It is past midnight and I just came in from my last walk around of farm chores. I didn't do much, other than check to see that everyone was in for the night and had enough food and water to last in to the morning. I also covered some hay that had been airing out, (the tarp blew off in a storm a few nights ago and the top and sides got wet). I usually put away the goat kids at night but I don't feel like being rushed in the morning to get out and milk so I left the kids with their mom's tonight. The sky is mostly cloudy and grayish blue with shades of light rose and apricot above the blue ridge line where the sun set not so long ago. The smell of smoke is in the air, which makes up for the less than clear blue sky. All of Alaska has been experiencing above average temperatures. Which we all enjoy immensely until the smoke starts rolling in. Smokey summers have been a trend over the last several years, but I don't remember them from my youth. We have many wild fires and so little infrastructure in the state that most are left to burn until they are deemed dangerous to populated areas. When the wind blows in the right (or wrong) direction, we get smoked out, even when the fires are far away and pose no threat. For the last week the smoke has drifted in and away as the wind changes course. It is worse in early morning and late evening, often giving way to clear blue skies during the day.
Not only have we been having record breaking heat waves (nineties), but we have also been experiencing humidity, which we are not use to. We live in an arctic dessert and our air is something I take for granted; it is very crisp and refreshing, sometimes in the middle of winter it is too dry and I crave the moist humid air that helps ferns grow lush and the hairs at my neck curl. But whenever I return to Fairbanks and step off the plane the first thing I notice is how much I missed our cool crisp air. Our summers here in interior Alaska are so fleeting and the winters long lasting, that Fairbanksans are completely tuned in to weather forecasts and taking advantage of each precious moment of sun and warmth. When listening to people talk they are hesitant but eager, hopeful and doubtful. Over and over I hear "They say it is going to be a cool rainy summer!" "On the news some expert said we are in for a cooling trend for the next several years!"or "I hope we have a hot summer, but I sure hope it doesn't get smokey". There is a lot of expectations riding on a Fairbanks summer, and I may be biased but Fairbanks has the best summers of anywhere in the state (think the hottest and sunniest). I tend to go crazy if I have to be inside for very long on a nice day. Forget all indoor house chores, forget dinner, I don't tend to think of myself as moody but keep me inside on a nice summer day and watch out.

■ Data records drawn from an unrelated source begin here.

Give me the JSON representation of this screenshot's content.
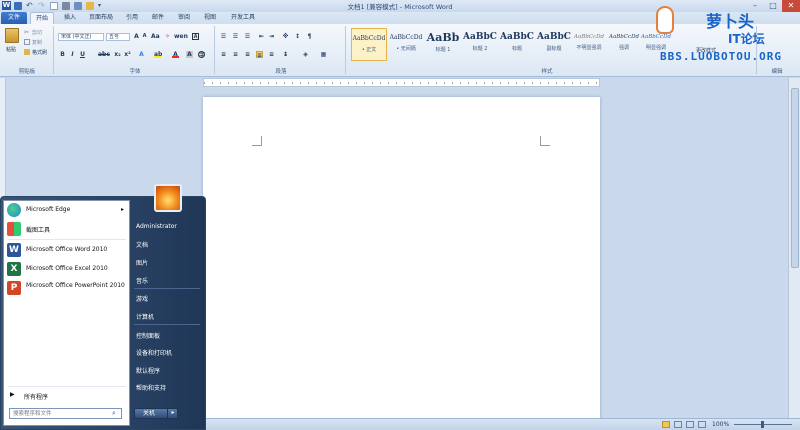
{
  "window": {
    "title": "文档1 [兼容模式] - Microsoft Word",
    "controls": [
      "–",
      "□",
      "✕"
    ]
  },
  "ribbon": {
    "tabs": [
      "文件",
      "开始",
      "插入",
      "页面布局",
      "引用",
      "邮件",
      "审阅",
      "视图",
      "开发工具"
    ],
    "clipboard": {
      "paste": "粘贴",
      "cut": "剪切",
      "copy": "复制",
      "format_painter": "格式刷",
      "label": "剪贴板"
    },
    "font": {
      "font_name": "宋体 (中文正)",
      "font_size": "五号",
      "label": "字体"
    },
    "paragraph": {
      "label": "段落"
    },
    "styles": {
      "label": "样式",
      "items": [
        {
          "preview": "AaBbCcDd",
          "name": "• 正文"
        },
        {
          "preview": "AaBbCcDd",
          "name": "• 无间隔"
        },
        {
          "preview": "AaBb",
          "name": "标题 1"
        },
        {
          "preview": "AaBbC",
          "name": "标题 2"
        },
        {
          "preview": "AaBbC",
          "name": "标题"
        },
        {
          "preview": "AaBbC",
          "name": "副标题"
        },
        {
          "preview": "AaBbCcDd",
          "name": "不明显强调"
        },
        {
          "preview": "AaBbCcDd",
          "name": "强调"
        },
        {
          "preview": "AaBbCcDd",
          "name": "明显强调"
        }
      ],
      "change_styles": "更改样式"
    },
    "editing": {
      "label": "编辑"
    }
  },
  "watermark": {
    "line1": "萝卜头",
    "line2": "IT论坛",
    "line3": "BBS.LUOBOTOU.ORG"
  },
  "statusbar": {
    "zoom": "100%"
  },
  "start_menu": {
    "programs": [
      {
        "label": "Microsoft Edge",
        "has_arrow": true,
        "icon": "edge-icon"
      },
      {
        "label": "截图工具",
        "icon": "snipping-tool-icon"
      },
      {
        "label": "Microsoft Office Word 2010",
        "icon": "word-icon"
      },
      {
        "label": "Microsoft Office Excel 2010",
        "icon": "excel-icon"
      },
      {
        "label": "Microsoft Office PowerPoint 2010",
        "icon": "powerpoint-icon"
      }
    ],
    "all_programs": "所有程序",
    "search_placeholder": "搜索程序和文件",
    "right_items": [
      "Administrator",
      "文档",
      "图片",
      "音乐",
      "游戏",
      "计算机",
      "控制面板",
      "设备和打印机",
      "默认程序",
      "帮助和支持"
    ],
    "shutdown": "关机"
  }
}
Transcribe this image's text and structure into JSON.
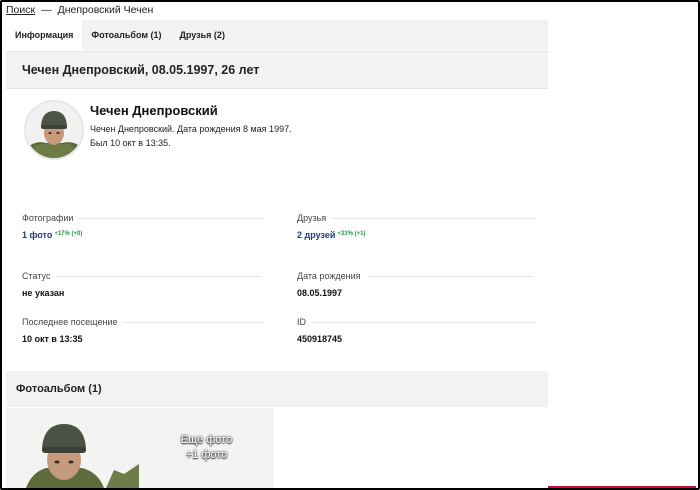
{
  "breadcrumb": {
    "root": "Поиск",
    "separator": "—",
    "current": "Днепровский Чечен"
  },
  "tabs": [
    {
      "label": "Информация",
      "active": true
    },
    {
      "label": "Фотоальбом (1)",
      "active": false
    },
    {
      "label": "Друзья (2)",
      "active": false
    }
  ],
  "header": {
    "title": "Чечен Днепровский, 08.05.1997, 26 лет"
  },
  "profile": {
    "name": "Чечен Днепровский",
    "description": "Чечен Днепровский. Дата рождения 8 мая 1997.",
    "last_seen": "Был 10 окт в 13:35."
  },
  "fields": {
    "photos": {
      "label": "Фотографии",
      "value": "1 фото",
      "delta": "+17% (+0)"
    },
    "friends": {
      "label": "Друзья",
      "value": "2 друзей",
      "delta": "+33% (+1)"
    },
    "status": {
      "label": "Статус",
      "value": "не указан"
    },
    "birthdate": {
      "label": "Дата рождения",
      "value": "08.05.1997"
    },
    "last_visit": {
      "label": "Последнее посещение",
      "value": "10 окт в 13:35"
    },
    "id": {
      "label": "ID",
      "value": "450918745"
    }
  },
  "album": {
    "title": "Фотоальбом (1)",
    "more_line1": "Еще фото",
    "more_line2": "+1 фото"
  },
  "colors": {
    "link": "#1f3b7a",
    "delta": "#1f9d3a",
    "bar": "#f1f2f4"
  }
}
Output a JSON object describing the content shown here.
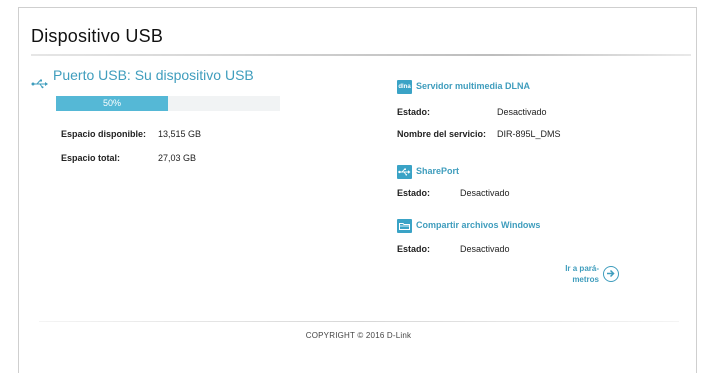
{
  "page": {
    "title": "Dispositivo USB"
  },
  "usb": {
    "title": "Puerto USB: Su dispositivo USB",
    "progress": {
      "percent": 50,
      "label": "50%"
    },
    "available_label": "Espacio disponible:",
    "available_value": "13,515 GB",
    "total_label": "Espacio total:",
    "total_value": "27,03 GB"
  },
  "services": {
    "dlna": {
      "icon": "dlna-icon",
      "icon_text": "dlna",
      "title": "Servidor multimedia DLNA",
      "status_label": "Estado:",
      "status_value": "Desactivado",
      "name_label": "Nombre del servicio:",
      "name_value": "DIR-895L_DMS"
    },
    "shareport": {
      "icon": "usb-icon",
      "title": "SharePort",
      "status_label": "Estado:",
      "status_value": "Desactivado"
    },
    "windows": {
      "icon": "folder-icon",
      "title": "Compartir archivos Windows",
      "status_label": "Estado:",
      "status_value": "Desactivado"
    }
  },
  "goto": {
    "line1": "Ir a pará-",
    "line2": "metros",
    "icon": "arrow-right-circle-icon"
  },
  "footer": {
    "copyright": "COPYRIGHT © 2016 D-Link"
  },
  "colors": {
    "accent": "#3f9dbd",
    "progress_fill": "#55b8d6",
    "progress_track": "#f1f3f4"
  }
}
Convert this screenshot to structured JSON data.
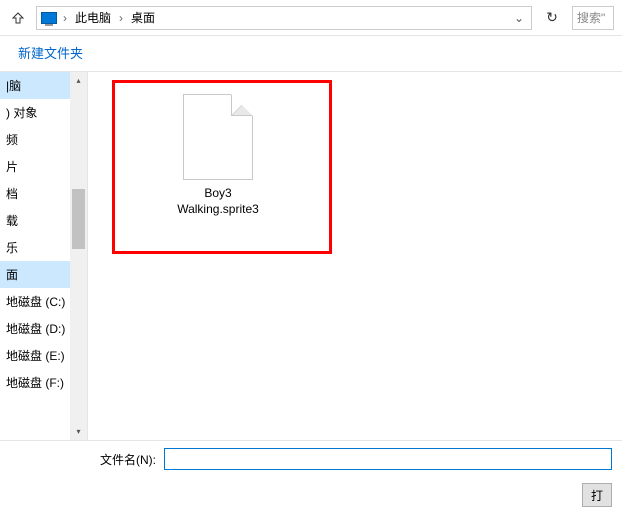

We got our first batch of brome hay this week and will be picking up several more pickup truck loads over the next couple months. The first cutting here in the interior has just begun as we have only had a couple rain falls all summer and the hay was off to a slow start as a result. The first batch we got is beautiful, green and sweet smelling. The goats seem to think it an improvement over last years leftovers. We have so many tasks to accomplish over the next couple weeks. We are extending the outdoor chicken yard now that our chicken numbers are growing. I need to mix chicken food. Now that we are feeding about seventy birds we are plowing through the feed. I'm trying to keep track of all our grain expenses so I can figure out what we spend on feed. I bought fifty pound bags of fish and kelp meal in January and we haven't gone through even half of them, whereas we've probably fed eight or nine bags of corn - or more. So it isn't as easy as just adding up how many bags of crumbles we've fed. I need to sit down with all the receipts and do some math. When I do, I'll post it. Other farm chores include cleaning out the doe and buck pens and stalls (big nasty projects), finish a second doe stall that was started last summer and is now used as grain and hay storage, and build one more chicken house onto the side of the existing one. Firewood is going to start taking precedense here soon, in addition to finishing our hearth and hallway so we can move our woodstove back into the house. Finally, and here is the doosey, we are going to build an additon onto our house that is almost as big as our existing home. At the moment we all sleep in one large open loft. We have great acoustics with our high ceiling and as a result you can hear everything that goes on downstairs or vice versa, a little too well. So the big push for the addition would create two bedrooms for the kids and a play/family room. So far this summer Dustin has been working six eleven hour days a week and is about to get some time to spend all that money on lumber and building supplies.
Well, thinking of all that needs to get done reminds me that I'd better get some sleep. Goodnight.